3. Aux termes de l'article R. 121-1 du code de l'entrée et du séjour des étrangers et du droit d'asile, alors en vigueur : " Tout ressortissant mentionné au premier alinéa de l'article L. 121-1 muni d'une carte d'identité ou d'un passeport en cours de validité est admis sur le territoire français, à condition que sa présence ne constitue pas une menace pour l'ordre public. / Tout membre de sa famille mentionné à l'article L. 121-3, ressortissant d'un Etat tiers, est admis sur le territoire français à condition que sa présence ne constitue pas une menace pour l'ordre public et qu'il soit muni, à défaut de titre de séjour délivré par un Etat membre de l'Union européenne portant la mention "Carte de séjour de membre de la famille d'un citoyen de l'Union" en cours de validité, d'un passeport en cours de validité, d'un visa ou, s'il en est dispensé, d'un document établissant son lien familial. L'autorité consulaire lui délivre gratuitement, dans les meilleurs délais et dans le cadre d'une procédure accélérée, le visa requis sur justification de son lien familial. Toutes facilités lui sont accordées pour obtenir ce visa. ". Il résulte des dispositions précitées, transposant la directive 2004/38 du Parlement européen et du Conseil du 29 avril 2004 relative au droit des citoyens de l'Union et des membres de leur famille de circuler et de séjourner librement sur le territoire des États membres, que les ressortissants d'un pays tiers membres de la famille d'un citoyen non français de l'Union européenne séjournant en France ont droit, lorsqu'ils ne disposent pas d'un titre de séjour délivré par un État membre de l'Union européenne portant la mention " Carte de séjour de membre de la famille d'un citoyen de l'Union ", et sous réserve que leur présence ne constitue pas une menace pour l'ordre public, à la délivrance d'un visa d'entrée en France, aux seules conditions de disposer d'un passeport et de justifier de leur lien familial avec le citoyen de l'Union européenne qu'ils entendent accompagner ou rejoindre en France. Figure au nombre des motifs tenant à l'existence d'une menace pour l'ordre public l'absence de caractère authentique des actes d'état civil produits.

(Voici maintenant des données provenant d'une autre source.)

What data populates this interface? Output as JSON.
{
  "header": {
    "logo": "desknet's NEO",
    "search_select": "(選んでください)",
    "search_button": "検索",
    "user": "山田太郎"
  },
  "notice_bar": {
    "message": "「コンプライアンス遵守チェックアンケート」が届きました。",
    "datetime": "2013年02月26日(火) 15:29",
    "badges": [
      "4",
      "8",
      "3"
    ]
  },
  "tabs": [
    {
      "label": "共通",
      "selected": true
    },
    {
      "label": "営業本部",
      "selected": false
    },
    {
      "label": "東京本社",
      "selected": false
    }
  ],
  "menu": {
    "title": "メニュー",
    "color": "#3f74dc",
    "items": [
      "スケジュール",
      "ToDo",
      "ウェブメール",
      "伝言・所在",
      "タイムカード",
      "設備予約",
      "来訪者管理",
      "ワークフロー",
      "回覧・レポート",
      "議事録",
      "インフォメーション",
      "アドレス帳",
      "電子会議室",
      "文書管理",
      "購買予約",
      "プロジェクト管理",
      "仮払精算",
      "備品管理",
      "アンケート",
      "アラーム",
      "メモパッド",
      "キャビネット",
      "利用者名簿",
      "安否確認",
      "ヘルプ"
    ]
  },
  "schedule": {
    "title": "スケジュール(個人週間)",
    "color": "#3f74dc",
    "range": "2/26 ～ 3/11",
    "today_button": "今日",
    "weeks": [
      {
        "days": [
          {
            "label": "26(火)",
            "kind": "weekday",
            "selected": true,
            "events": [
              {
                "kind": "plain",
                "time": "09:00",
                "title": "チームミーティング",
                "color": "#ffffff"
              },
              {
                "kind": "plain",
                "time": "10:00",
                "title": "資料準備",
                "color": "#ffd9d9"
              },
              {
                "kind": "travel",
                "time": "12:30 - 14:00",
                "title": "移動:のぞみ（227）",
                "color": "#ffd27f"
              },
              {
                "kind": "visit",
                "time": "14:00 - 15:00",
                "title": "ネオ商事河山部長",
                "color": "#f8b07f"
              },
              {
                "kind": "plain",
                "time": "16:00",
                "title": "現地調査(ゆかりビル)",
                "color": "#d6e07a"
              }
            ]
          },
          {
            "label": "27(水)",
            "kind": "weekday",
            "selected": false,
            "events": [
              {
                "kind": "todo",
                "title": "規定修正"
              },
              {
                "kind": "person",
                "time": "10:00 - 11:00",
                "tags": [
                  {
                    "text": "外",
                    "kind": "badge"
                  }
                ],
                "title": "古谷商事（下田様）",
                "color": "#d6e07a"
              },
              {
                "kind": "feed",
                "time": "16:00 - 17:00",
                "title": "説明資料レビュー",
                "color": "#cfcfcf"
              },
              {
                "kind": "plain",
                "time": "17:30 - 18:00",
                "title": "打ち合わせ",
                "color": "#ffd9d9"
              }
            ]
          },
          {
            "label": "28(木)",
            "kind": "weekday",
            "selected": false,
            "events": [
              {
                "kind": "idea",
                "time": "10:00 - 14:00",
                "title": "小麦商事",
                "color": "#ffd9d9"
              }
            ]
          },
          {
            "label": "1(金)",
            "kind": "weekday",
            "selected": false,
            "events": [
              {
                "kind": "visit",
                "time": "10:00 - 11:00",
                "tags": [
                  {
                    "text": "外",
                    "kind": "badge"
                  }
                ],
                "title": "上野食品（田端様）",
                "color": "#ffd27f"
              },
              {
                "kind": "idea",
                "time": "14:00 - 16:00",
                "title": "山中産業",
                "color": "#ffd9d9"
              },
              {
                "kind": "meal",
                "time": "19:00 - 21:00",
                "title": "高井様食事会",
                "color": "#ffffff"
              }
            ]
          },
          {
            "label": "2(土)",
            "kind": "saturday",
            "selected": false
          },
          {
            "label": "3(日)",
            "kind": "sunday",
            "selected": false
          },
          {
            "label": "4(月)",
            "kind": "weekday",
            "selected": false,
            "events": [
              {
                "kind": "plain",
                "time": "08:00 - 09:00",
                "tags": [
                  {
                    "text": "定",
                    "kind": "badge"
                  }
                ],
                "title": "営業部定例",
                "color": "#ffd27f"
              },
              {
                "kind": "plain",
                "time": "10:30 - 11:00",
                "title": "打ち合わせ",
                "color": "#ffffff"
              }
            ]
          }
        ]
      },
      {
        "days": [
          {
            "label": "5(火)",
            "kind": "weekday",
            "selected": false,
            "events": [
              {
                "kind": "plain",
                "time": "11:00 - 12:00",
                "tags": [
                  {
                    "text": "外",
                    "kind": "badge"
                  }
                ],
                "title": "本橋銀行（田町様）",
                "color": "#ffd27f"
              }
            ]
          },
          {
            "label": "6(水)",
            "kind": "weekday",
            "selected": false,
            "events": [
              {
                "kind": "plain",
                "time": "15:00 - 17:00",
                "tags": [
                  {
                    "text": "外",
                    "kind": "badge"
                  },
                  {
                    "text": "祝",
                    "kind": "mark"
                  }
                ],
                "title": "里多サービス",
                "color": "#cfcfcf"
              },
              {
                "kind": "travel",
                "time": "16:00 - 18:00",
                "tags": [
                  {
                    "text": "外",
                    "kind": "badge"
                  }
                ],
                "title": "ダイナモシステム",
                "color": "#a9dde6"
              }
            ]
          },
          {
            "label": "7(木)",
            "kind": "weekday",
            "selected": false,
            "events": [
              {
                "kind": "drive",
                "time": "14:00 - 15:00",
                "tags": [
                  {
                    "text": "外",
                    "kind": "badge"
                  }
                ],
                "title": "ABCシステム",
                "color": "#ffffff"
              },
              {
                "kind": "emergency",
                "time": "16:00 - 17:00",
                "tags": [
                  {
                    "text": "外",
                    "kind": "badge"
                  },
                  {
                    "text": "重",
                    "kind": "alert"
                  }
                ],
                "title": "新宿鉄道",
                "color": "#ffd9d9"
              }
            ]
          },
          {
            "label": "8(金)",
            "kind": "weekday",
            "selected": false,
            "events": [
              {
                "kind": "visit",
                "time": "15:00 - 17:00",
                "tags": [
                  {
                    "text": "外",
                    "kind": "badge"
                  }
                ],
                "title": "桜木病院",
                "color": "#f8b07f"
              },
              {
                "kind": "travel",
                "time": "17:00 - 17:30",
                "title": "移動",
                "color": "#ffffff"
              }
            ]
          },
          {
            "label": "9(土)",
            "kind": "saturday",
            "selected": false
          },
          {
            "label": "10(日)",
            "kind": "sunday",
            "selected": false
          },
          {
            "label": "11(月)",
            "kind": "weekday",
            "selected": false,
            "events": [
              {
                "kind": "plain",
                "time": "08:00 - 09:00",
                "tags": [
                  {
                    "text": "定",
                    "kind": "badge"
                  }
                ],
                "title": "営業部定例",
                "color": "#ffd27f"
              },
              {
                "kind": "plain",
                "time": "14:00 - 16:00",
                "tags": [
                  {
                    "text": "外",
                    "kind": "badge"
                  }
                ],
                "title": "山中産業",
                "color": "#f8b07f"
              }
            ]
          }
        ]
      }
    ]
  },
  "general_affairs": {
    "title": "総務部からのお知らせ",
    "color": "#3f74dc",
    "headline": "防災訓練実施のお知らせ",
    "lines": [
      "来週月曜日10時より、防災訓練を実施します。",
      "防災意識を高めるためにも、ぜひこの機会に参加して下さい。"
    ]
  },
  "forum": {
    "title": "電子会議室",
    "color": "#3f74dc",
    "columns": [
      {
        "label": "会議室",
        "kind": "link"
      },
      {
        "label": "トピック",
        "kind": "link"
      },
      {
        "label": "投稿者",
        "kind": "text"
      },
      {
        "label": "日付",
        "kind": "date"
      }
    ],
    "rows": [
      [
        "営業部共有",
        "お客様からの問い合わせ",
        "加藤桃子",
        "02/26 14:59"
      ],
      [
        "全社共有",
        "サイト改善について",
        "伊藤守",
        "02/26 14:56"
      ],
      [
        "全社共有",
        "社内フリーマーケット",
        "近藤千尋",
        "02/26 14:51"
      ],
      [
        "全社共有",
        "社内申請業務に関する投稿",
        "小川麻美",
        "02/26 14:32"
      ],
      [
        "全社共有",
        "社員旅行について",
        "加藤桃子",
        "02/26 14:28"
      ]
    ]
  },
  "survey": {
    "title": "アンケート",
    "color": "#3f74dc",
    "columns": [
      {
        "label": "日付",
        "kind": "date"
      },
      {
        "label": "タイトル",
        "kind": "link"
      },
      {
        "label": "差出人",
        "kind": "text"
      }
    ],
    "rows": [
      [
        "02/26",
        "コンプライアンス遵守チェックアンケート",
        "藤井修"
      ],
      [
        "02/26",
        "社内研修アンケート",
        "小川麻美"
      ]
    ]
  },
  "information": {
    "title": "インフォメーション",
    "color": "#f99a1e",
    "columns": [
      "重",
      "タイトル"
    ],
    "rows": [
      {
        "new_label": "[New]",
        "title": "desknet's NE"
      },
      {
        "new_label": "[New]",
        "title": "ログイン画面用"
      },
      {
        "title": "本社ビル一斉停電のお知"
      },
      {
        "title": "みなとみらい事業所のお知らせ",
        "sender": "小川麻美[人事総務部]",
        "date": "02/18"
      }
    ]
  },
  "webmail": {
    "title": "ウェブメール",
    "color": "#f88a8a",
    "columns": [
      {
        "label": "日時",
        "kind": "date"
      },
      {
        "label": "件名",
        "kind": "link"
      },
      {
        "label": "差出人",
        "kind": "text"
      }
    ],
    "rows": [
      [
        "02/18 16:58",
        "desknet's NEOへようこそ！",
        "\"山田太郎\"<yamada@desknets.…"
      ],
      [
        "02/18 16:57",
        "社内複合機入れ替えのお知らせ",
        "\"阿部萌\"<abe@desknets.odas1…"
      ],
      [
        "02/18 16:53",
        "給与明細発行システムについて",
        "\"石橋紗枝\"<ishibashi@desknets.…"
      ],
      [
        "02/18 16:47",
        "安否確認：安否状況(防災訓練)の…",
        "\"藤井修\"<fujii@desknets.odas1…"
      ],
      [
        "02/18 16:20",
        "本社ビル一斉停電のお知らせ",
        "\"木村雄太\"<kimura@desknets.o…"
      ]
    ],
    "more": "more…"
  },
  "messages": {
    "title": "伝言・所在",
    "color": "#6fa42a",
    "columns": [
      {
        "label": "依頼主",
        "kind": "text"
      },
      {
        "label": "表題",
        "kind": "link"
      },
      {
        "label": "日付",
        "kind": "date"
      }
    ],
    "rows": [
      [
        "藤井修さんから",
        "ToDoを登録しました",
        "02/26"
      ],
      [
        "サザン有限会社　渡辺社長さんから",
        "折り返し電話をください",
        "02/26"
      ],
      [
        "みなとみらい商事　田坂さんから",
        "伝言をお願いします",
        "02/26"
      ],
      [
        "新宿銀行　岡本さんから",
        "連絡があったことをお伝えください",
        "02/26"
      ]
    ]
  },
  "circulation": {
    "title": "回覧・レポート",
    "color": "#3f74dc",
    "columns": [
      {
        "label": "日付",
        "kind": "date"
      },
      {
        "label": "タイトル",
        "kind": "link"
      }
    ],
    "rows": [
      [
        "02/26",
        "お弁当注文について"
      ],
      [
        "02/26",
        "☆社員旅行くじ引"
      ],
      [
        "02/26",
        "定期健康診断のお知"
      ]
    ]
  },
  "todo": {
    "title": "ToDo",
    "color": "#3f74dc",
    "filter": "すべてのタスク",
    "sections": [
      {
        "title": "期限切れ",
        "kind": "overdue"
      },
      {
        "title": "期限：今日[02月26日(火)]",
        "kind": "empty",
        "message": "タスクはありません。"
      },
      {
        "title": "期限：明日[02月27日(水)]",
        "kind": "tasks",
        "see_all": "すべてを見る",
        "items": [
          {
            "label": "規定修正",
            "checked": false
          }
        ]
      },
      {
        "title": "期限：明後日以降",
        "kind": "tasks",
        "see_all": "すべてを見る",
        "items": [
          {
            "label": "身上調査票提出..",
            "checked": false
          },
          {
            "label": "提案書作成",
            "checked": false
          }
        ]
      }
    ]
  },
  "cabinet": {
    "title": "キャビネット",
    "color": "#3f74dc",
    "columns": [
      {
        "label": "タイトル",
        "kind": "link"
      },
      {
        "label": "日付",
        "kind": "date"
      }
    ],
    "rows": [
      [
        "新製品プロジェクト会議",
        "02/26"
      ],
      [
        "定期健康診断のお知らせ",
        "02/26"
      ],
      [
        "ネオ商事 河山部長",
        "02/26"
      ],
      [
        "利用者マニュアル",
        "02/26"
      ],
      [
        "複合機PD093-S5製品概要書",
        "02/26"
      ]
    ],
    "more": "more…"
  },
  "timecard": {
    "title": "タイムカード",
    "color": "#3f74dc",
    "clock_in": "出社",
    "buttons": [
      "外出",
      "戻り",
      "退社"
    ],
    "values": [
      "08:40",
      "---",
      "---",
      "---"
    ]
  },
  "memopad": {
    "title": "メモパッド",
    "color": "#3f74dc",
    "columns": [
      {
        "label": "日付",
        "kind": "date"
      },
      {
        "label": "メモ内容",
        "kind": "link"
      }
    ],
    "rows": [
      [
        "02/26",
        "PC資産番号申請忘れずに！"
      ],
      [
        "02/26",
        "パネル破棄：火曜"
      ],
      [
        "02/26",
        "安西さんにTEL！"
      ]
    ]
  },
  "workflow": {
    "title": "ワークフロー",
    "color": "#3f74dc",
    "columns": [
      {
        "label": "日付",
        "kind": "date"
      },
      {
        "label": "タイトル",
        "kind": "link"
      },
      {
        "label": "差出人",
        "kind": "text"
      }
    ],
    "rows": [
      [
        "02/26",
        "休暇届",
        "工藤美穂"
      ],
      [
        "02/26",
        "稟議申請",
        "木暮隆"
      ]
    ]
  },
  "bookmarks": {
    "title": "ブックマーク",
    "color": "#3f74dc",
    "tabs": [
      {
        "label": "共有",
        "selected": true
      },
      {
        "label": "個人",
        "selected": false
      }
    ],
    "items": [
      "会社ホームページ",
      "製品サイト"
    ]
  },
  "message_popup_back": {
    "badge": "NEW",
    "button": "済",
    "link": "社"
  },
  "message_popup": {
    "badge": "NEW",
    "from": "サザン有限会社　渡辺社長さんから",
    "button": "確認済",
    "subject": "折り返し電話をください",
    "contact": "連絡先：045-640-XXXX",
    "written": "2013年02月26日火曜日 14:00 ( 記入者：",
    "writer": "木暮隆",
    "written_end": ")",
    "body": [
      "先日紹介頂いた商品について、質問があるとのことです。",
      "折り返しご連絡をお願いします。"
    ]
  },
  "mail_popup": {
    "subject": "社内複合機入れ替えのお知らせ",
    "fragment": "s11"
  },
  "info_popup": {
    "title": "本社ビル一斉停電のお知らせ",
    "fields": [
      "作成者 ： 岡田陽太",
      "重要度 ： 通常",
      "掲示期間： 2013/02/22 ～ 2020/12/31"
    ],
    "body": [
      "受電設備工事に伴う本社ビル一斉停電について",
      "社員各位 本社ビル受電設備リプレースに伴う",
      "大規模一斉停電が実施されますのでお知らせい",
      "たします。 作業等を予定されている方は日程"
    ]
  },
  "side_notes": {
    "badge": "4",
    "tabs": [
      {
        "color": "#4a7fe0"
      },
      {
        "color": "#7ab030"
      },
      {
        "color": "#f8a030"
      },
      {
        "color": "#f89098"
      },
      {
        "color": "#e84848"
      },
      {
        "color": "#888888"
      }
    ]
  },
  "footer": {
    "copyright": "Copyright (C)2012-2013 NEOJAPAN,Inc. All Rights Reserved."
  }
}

4. Aux termes de l'article L. 111-6 du code de l'entrée et du séjour des étrangers et du droit d'asile, alors en vigueur : " La vérification de tout acte d'état civil étranger est effectuée dans les conditions définies par l'article 47 du code civil. (...) ". L'article 47 du code civil prévoit également que : " Tout acte de l'état civil des Français et des étrangers fait en pays étranger et rédigé dans les formes usitées dans ce pays fait foi, sauf si d'autres actes ou pièces détenus, des données extérieures ou des éléments tirés de l'acte lui-même établissent, le cas échéant après toutes vérifications utiles, que cet acte est irrégulier, falsifié ou que les faits qui y sont déclarés ne correspondent pas à la réalité. Celle-ci est appréciée au regard de la loi française. ". Il résulte de ces dispositions que la force probante d'un acte d'état civil établi à l'étranger peut être combattue par tout moyen susceptible d'établir que l'acte en cause est irrégulier, falsifié ou inexact. En cas de contestation par l'administration de la valeur probante d'un acte d'état civil établi à l'étranger, il appartient au juge administratif de former sa conviction au vu de l'ensemble des éléments produits par les parties.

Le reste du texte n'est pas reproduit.